Oleh: Taqiyudin Topote (Ketua UKM Penelitian UNU Jogja)
Seperti umunya terjadi, ketika masuk ke perguruan tinggi, mahasiswa datang dengan segudang harapan. Menurut ekspektasi mereka, perguruan tinggi adalah jalan ideal mewujudkan impian mereka. Namun ketika mengeyam Pendidikan di perguruan tinggi, mereka akan mengalami dilema. Apa yang dibayangkan tidak sesuai dengan ditemui.

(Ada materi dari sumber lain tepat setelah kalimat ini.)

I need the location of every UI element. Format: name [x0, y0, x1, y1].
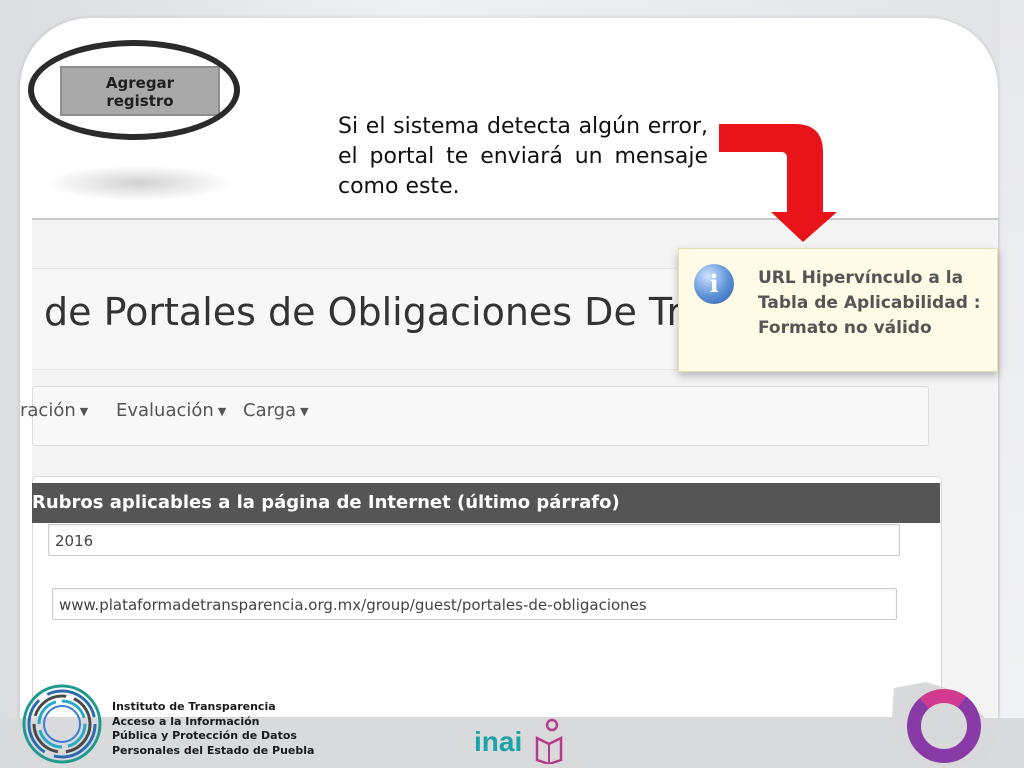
inai-mark-icon [535, 718, 563, 764]
institution-line-1: Instituto de Transparencia [112, 700, 276, 713]
institution-line-2: Acceso a la Información [112, 714, 260, 728]
year-field[interactable]: 2016 [48, 524, 900, 556]
side-strip [1000, 0, 1024, 768]
menu-item-administracion[interactable]: ración ▼ [20, 400, 88, 421]
menu-item-label: Carga [243, 400, 297, 421]
caret-down-icon: ▼ [300, 404, 309, 418]
panel-header: Rubros aplicables a la página de Interne… [32, 483, 940, 523]
institution-line-4: Personales del Estado de Puebla [112, 743, 315, 757]
explanation-text: Si el sistema detecta algún error, el po… [338, 114, 708, 199]
notification-line-2: Tabla de Aplicabilidad : [758, 293, 981, 313]
notification-message: URL Hipervínculo a la Tabla de Aplicabil… [758, 266, 998, 341]
caret-down-icon: ▼ [79, 404, 89, 418]
info-icon: i [694, 264, 734, 304]
notification-line-1: URL Hipervínculo a la [758, 268, 964, 288]
menu-item-label: Evaluación [116, 400, 214, 421]
button-shadow [44, 165, 234, 201]
institution-line-3: Pública y Protección de Datos [112, 729, 297, 742]
itaipue-logo-icon [22, 684, 102, 764]
institution-name: Instituto de Transparencia Acceso a la I… [112, 700, 342, 758]
inai-logo-text: inai [474, 726, 523, 757]
caret-down-icon: ▼ [217, 404, 227, 418]
notification-line-3: Formato no válido [758, 318, 932, 338]
menu-item-carga[interactable]: Carga ▼ [243, 400, 309, 421]
menu-item-label: ración [20, 400, 76, 421]
highlight-oval [28, 40, 240, 140]
puebla-map-logo-icon [892, 682, 996, 764]
portal-title-text: de Portales de Obligaciones De Tran [44, 290, 730, 334]
url-field[interactable]: www.plataformadetransparencia.org.mx/gro… [52, 588, 897, 620]
menu-item-evaluacion[interactable]: Evaluación ▼ [116, 400, 226, 421]
red-arrow-icon [719, 124, 837, 242]
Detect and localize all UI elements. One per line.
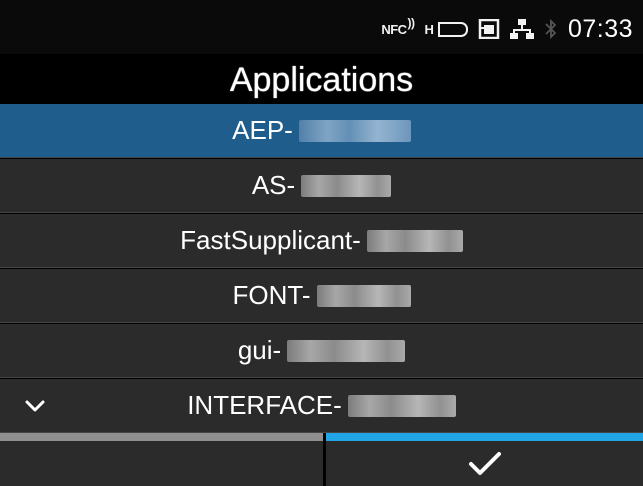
redacted-version xyxy=(347,394,456,417)
sd-card-icon xyxy=(478,19,500,39)
list-item-label: FONT- xyxy=(232,280,311,310)
list-item[interactable]: AS- xyxy=(0,159,643,213)
confirm-button[interactable] xyxy=(326,433,643,486)
redacted-version xyxy=(366,229,463,252)
list-item-label: gui- xyxy=(237,335,282,365)
bottom-bar xyxy=(0,433,643,486)
clock: 07:33 xyxy=(567,14,633,43)
status-icons: NFC)) H 07:33 xyxy=(381,12,633,46)
list-item[interactable]: FastSupplicant- xyxy=(0,214,643,268)
battery-prefix: H xyxy=(424,21,434,37)
printer-screen: NFC)) H 07:33 Applications AEP- AS- Fast… xyxy=(0,0,643,486)
status-bar: NFC)) H 07:33 xyxy=(0,0,643,54)
nfc-icon: NFC)) xyxy=(381,15,415,37)
redacted-version xyxy=(287,339,406,362)
list-item[interactable]: gui- xyxy=(0,324,643,378)
chevron-down-icon[interactable] xyxy=(22,393,48,419)
list-item-label: INTERFACE- xyxy=(187,390,342,420)
page-title: Applications xyxy=(229,61,414,99)
list-item-label: AEP- xyxy=(232,115,293,145)
redacted-version xyxy=(316,284,411,307)
redacted-version xyxy=(301,174,392,197)
list-item-label: FastSupplicant- xyxy=(180,225,361,255)
applications-list: AEP- AS- FastSupplicant- FONT- gui- INTE… xyxy=(0,104,643,434)
list-item[interactable]: INTERFACE- xyxy=(0,379,643,433)
list-item-label: AS- xyxy=(251,170,296,200)
back-button[interactable] xyxy=(0,433,323,486)
lan-icon xyxy=(509,19,534,39)
nfc-label: NFC xyxy=(381,21,407,37)
battery-icon: H xyxy=(424,21,468,37)
bluetooth-icon xyxy=(545,18,557,40)
list-item[interactable]: FONT- xyxy=(0,269,643,323)
list-item[interactable]: AEP- xyxy=(0,104,643,158)
redacted-version xyxy=(298,119,411,142)
checkmark-icon xyxy=(468,451,501,475)
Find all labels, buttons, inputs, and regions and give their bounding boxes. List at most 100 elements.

Dalam bayangan calon mahasiswa, menjadi mahasiswa akan terlihat keren. Belajar di kelas dengan gagah, ketika lulus semakin gagah dengan ijazah yang didapat, lalu menjadi orang penting atau setidaknya menjadi orang yang punya kerjaan dan hidup enak. Sayangnya, ketika sampai di bangku kuliah, mahasiswa disuguhkan dengan teori-teori, dijejali tugas, makalah dan laporan yang tak ada hentinya. Tidak jadi gagah, malah lesu.
“Tiada hari tanpa tugas” menjadi sambatan klasik mahasiswa. Hidup dihabiskan dengan membaca buku dan menulis laporan. Kalaupun bisa main, hanya kebetulan karna ‘nyolong’ waktu sekalian mengerjakan tugas kelompok. Ketika mahasiswa mengeluhkan banyaknya tugas, dosen akan dengan enteng menjawab, “tugas itu sebagai bagian dari proses pembelajaran”.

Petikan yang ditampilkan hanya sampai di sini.